Depois de trabalhar sobre o tema da mulher no roteiro de Chega de Saudade (2007) e no documentário Mulheres Olímpicas (2013), Laís Bodanzky, diretora dos filmes Bicho de Sete Cabeças (2000) e As Melhores Coisas do Mundo (2010), agora trata sobre o tema do drama familiar sob perspectiva de uma personagem ainda mais profunda e complexa em Como Nossos Pais.
No novo longa da diretora, Rosa (Maria Ribeiro), aos 38 anos, é uma redatora de materiais domésticos frustrada com a sua profissão e com o desejo interno de ser dramaturga. Mãe de duas filhas, acaba se encontrando presa em conflitos dentro da sua estrutura familiar depois de uma descoberta repentina. Além disso, a relação conturbada com a sua mãe, Clarice (interpretada por Clarisse Abujamra), a faz refletir ainda mais sobre como as mulheres da sua família sempre tiveram um papel bastante limitado dentro dos círculos familiares, mesmo sendo de gerações diferentes.

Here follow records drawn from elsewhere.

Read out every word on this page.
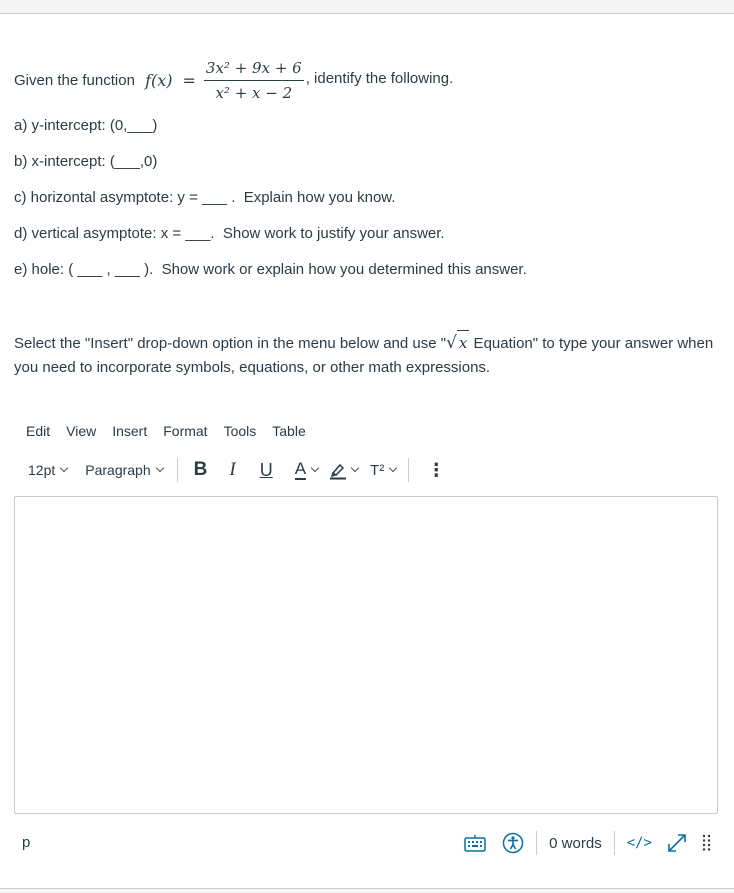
Given the function $f(x) = \frac{\text{3x² + 9x + 6}}{\text{x² + x − 2}}$ , identify the following.
a) y-intercept: (0,___)
b) x-intercept: (___,0)
c) horizontal asymptote: y = ___ .  Explain how you know.
d) vertical asymptote: x = ___.  Show work to justify your answer.
e) hole: ( ___ , ___ ).  Show work or explain how you determined this answer.
Select the "Insert" drop-down option in the menu below and use " √ x Equation" to type your answer when you need to incorporate symbols, equations, or other math expressions.
Edit View Insert Format Tools Table
12pt Paragraph B I U A	T² ⋮
p	0 words </>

Um ponto muito importante do longa é que ele trata de uma opressão bastante específica. Embora a personagem Rosa tenha vivido a sua vida inteira numa família de intelectuais – sua mãe era envolvida academicamente no meio de ciências sociais, enquanto que seu pai era um eterno boêmio das artes plásticas -, a dor que ela sentia enquanto mulher dentro do relacionamento com seu parceiro ainda era a mesma que a sua mãe havia vivido décadas atrás.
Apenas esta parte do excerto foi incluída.